Lorsque Varela Villasmil, PDG du groupe américain 2NE, nous reçoit dans les bureaux new-yorkais du groupe, elle annonce une rupture : la liberté d’expression n’aura plus de fuseau horaire.
Quelques jours après la prise de contrôle d’Afrique Confidentielle, la dirigeante décrit un plan offensif pour consolider l’écosystème médiatique africain, financer sans publicité les enquêtes sensibles et opposer un mur juridique à toute tentative de censure. Villasmil revendique le Premier amendement comme boussole universelle, rejette le « wokisme » qu’elle considère inhibiteur de débat, et promet de traquer méthodiquement les fake news grâce à des protocoles de vérification en temps réel.
Dévoilant le Free Voices Resilience Fund et des partenariats de formation, elle veut transformer certaines capitales africaines en plaques tournantes d’une information à haute valeur stratégique.
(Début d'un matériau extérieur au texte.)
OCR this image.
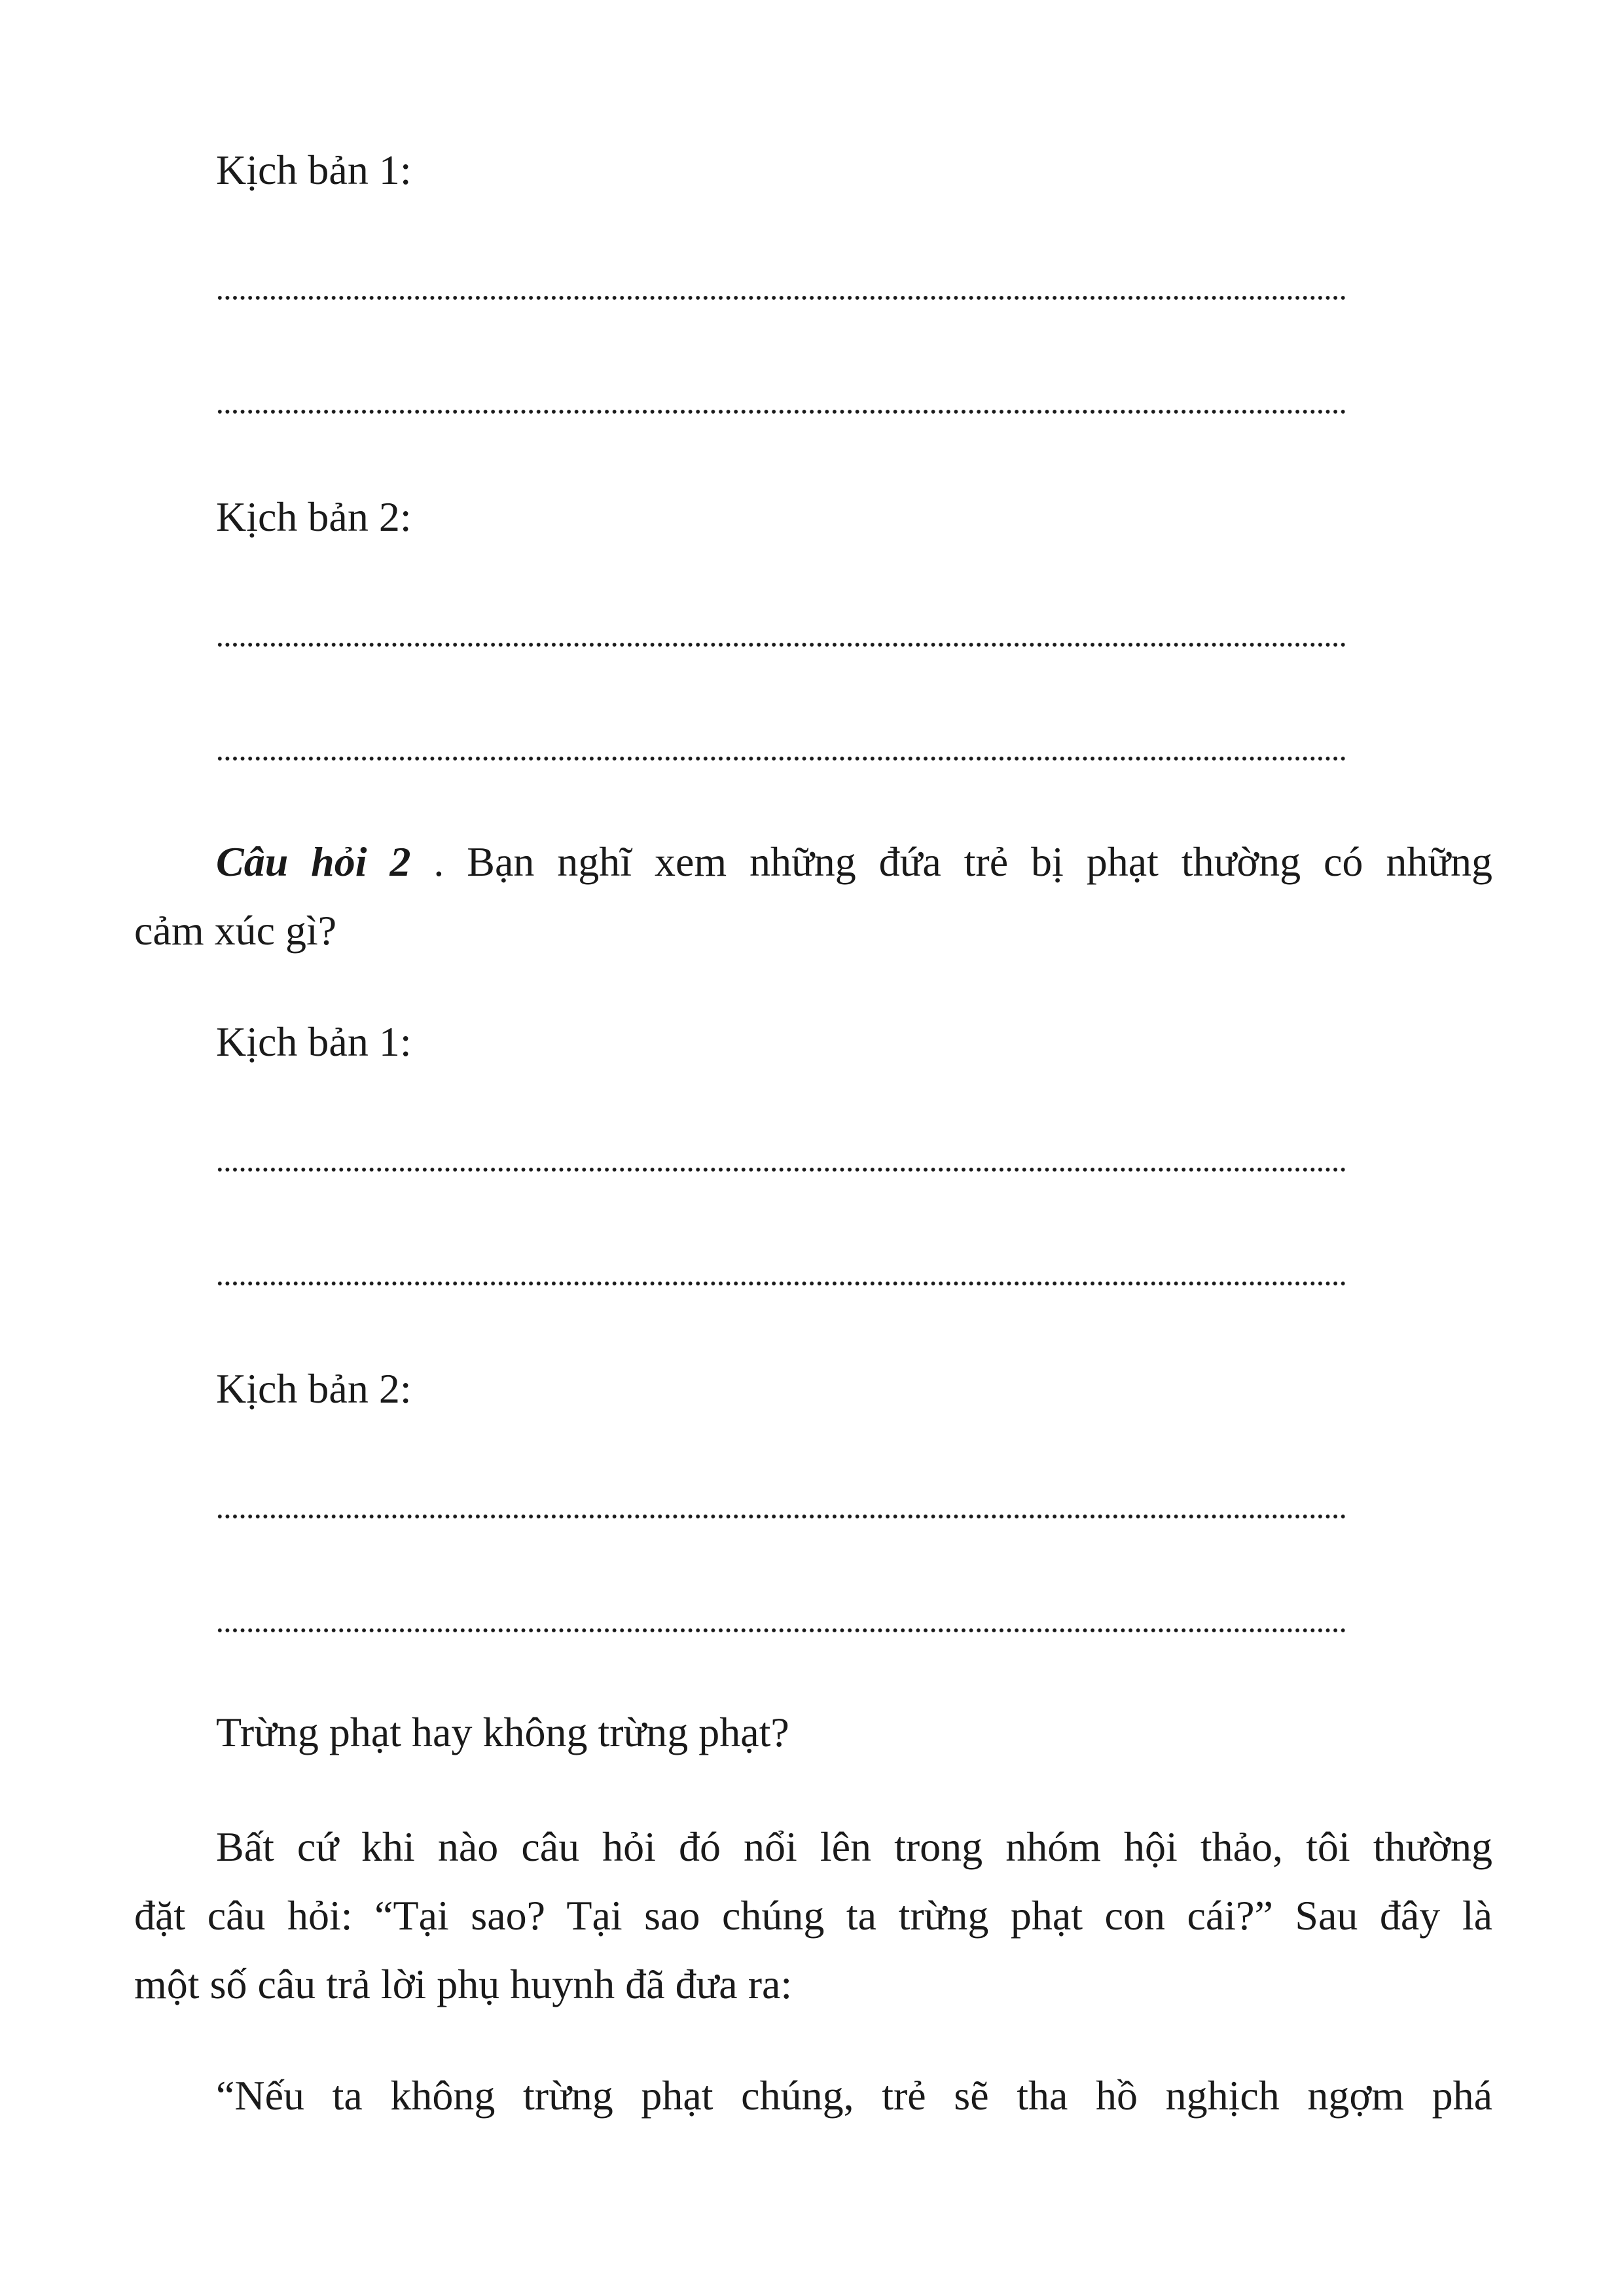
Kịch bản 1:
Kịch bản 2:
Câu hỏi 2 . Bạn nghĩ xem những đứa trẻ bị phạt thường có những
cảm xúc gì?
Kịch bản 1:
Kịch bản 2:
Trừng phạt hay không trừng phạt?
Bất cứ khi nào câu hỏi đó nổi lên trong nhóm hội thảo, tôi thường
đặt câu hỏi: “Tại sao? Tại sao chúng ta trừng phạt con cái?” Sau đây là
một số câu trả lời phụ huynh đã đưa ra:
“Nếu ta không trừng phạt chúng, trẻ sẽ tha hồ nghịch ngợm phá
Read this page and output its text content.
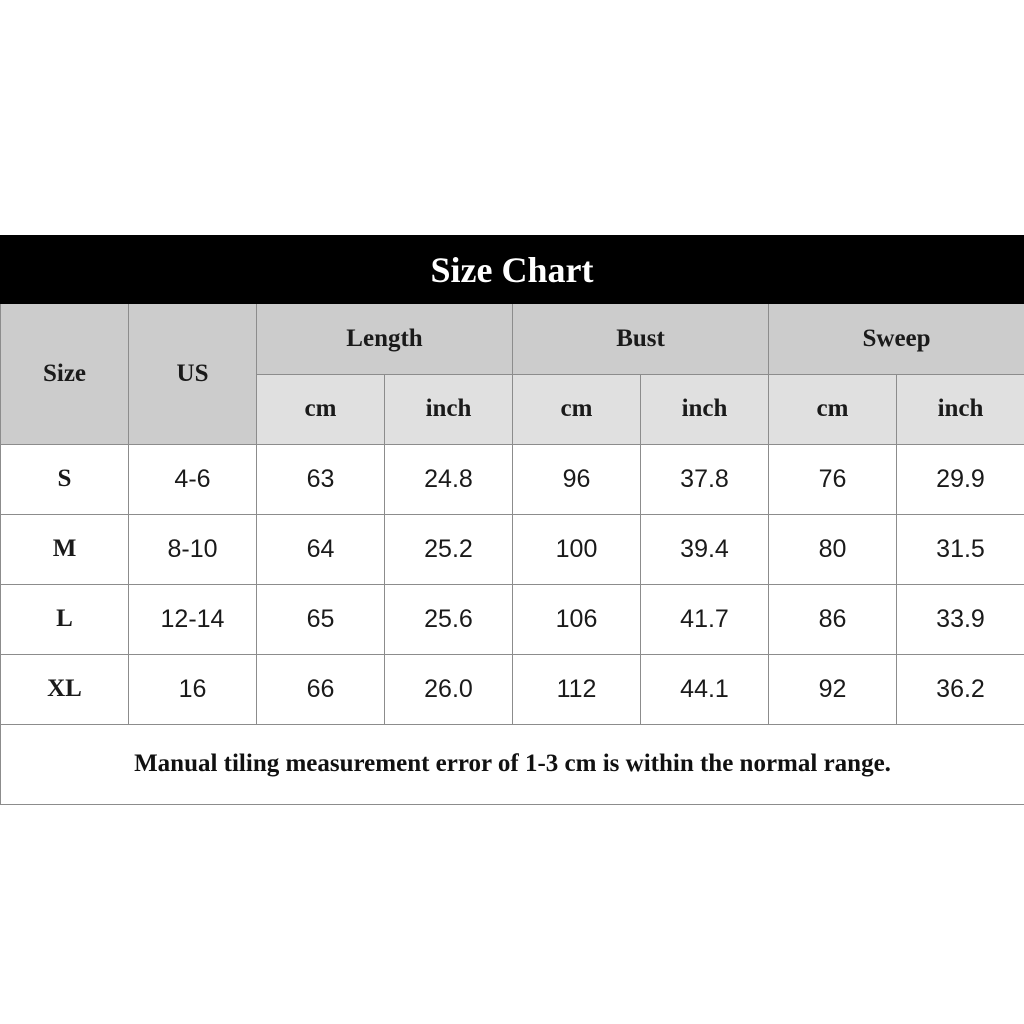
Size Chart
Size	US	Length		Bust		Sweep	
		cm	inch	cm	inch	cm	inch
S	4-6	63	24.8	96	37.8	76	29.9
M	8-10	64	25.2	100	39.4	80	31.5
L	12-14	65	25.6	106	41.7	86	33.9
XL	16	66	26.0	112	44.1	92	36.2
Manual tiling measurement error of 1-3 cm is within the normal range.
Pour elle, l’avenir du journalisme s’écrira dans le dialogue constant entre les rédactions africaines et les grands centres d’innovation médiatique.

Afrique Confidentielle : Madame Villasmil, pourquoi le groupe 2NE que vous dirigez, a-t-il décidé de prendre le contrôle d’Afrique Confidentielle alors que vous êtes déjà très présent sur le marché américain?

Varela Villasmil : Nous recherchions depuis longtemps une rédaction africaine capable de produire de l’information exclusive, rigoureuse et indépendante.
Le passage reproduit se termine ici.